Nathalie Stutzmann dans les Kindertotenlieder à Nantes (plus quelques bricoles de Barber et Dvořák)
Par DavidLeMarrec, samedi 2 juin 2007 à :: Disques et représentations :: #629 :: rss
A la poursuite de Nathalie Stutzmann, Sylvie Eusèbe oeuvre sans relâche !
Nantes, Cité des Congrès, mardi 22 mai 2007, 20h30.
S. Barber : Adagio pour cordes
G. Mahler : Kindertotenlieder,
A. Dvorak : Symphonie n° 9 « du Nouveau Monde ».
Orchestre National des Pays de la Loire ;
Isaac Karabtchevsky, direction ; Nathalie Stutzmann, contralto.
[Note de la rédaction : On pourra lire, si nécessaire, une brève introduction à l'oeuvre et une suggestion discographique à propos des Kindertoten sur Carnets sur sol.
Et surtout, comparer à l'antique compte-rendu des Kindertotenlieder de Nat' avec l'ONBA à Bordeaux - toujours par Sylvie Eusèbe.]
Je n’avais pas l’intention d’écrire un compte-rendu sur ce concert mais, un peu plus d’une semaine après, ma déception est encore si forte que j’espère pouvoir l’atténuer en la mettant par écrit ! Et puis surtout, je souhaite que l’on sache que le chef, qui a pourtant un parcours professionnel impressionnant, et l’orchestre sont, à mon avis bien sûr, totalement passés à côté de ce concert.
Je n’ai rien de spécial à signaler à propos de l’Adagio de Barber, si ce n’est que cette pièce très célèbre est facilement larmoyante, mais que là , elle est restée de glace, et moi aussi.
Après cette « ouverture » mollement applaudie par le public, les Kindertotenlieder ont été joués, mais j’y viendrai plus bas.
Je m’arrête un instant sur la 9ème symphonie de Dvorak qui occupait à elle seule la seconde partie du concert.

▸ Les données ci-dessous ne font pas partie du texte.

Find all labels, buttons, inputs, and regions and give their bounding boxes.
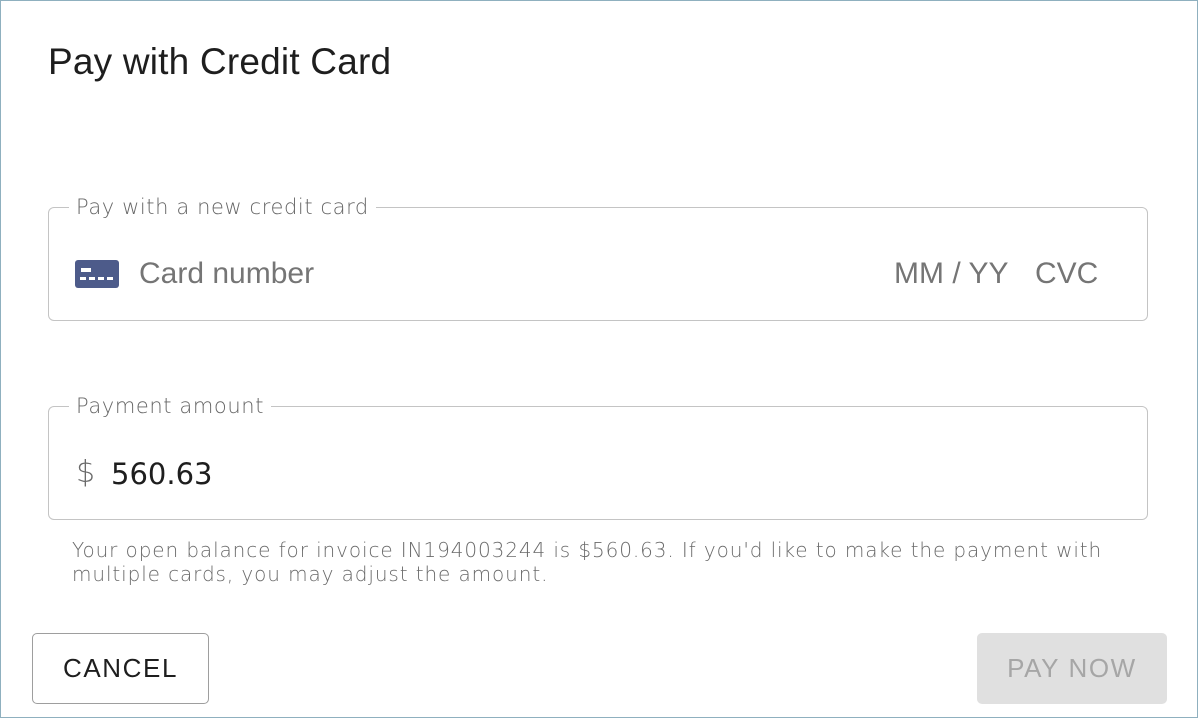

Archi-connue elle-aussi, c’est une œuvre dont j’apprécie les thèmes, l’énergie et la richesse de l’orchestration. Je me faisais une joie de l’écouter en concert pour la première fois (eh oui !), j’étais ravie de l’entendre « sonner » en vrai ! Eh bien, non, elle n’a pas sonné, elle n’a pas brillé, mais elle a plutôt tambouriné une bourrée slave avec ses gros sabots : pas de pianissimi, pas de finesse, pas de nuance. L’orchestre et son chef ont souligné bien grassement chaque trait, sans poésie, sans élégance, et que cette musique tourne vite à la lourdeur si on n’y met pas un peu d’air ! Je me suis tellement ennuyée que j’en ai bâillé, ce qui est vraiment exceptionnel parce que je suis tout de même plutôt « bon public » et je trouve toujours quelque chose à me mettre sous l’oreille. Quant au public nantais, c’est lui qui a été bon public : visiblement très heureux de se sentir mélomane parce qu’il était en terrain connu, il a bien applaudi cette pauvre symphonie.
Il a en revanche fait un accueil poli mais un peu froid aux Kindertotenlieder de Mahler, musique certainement beaucoup plus « exotique » pour lui que les deux autres œuvres de cette soirée.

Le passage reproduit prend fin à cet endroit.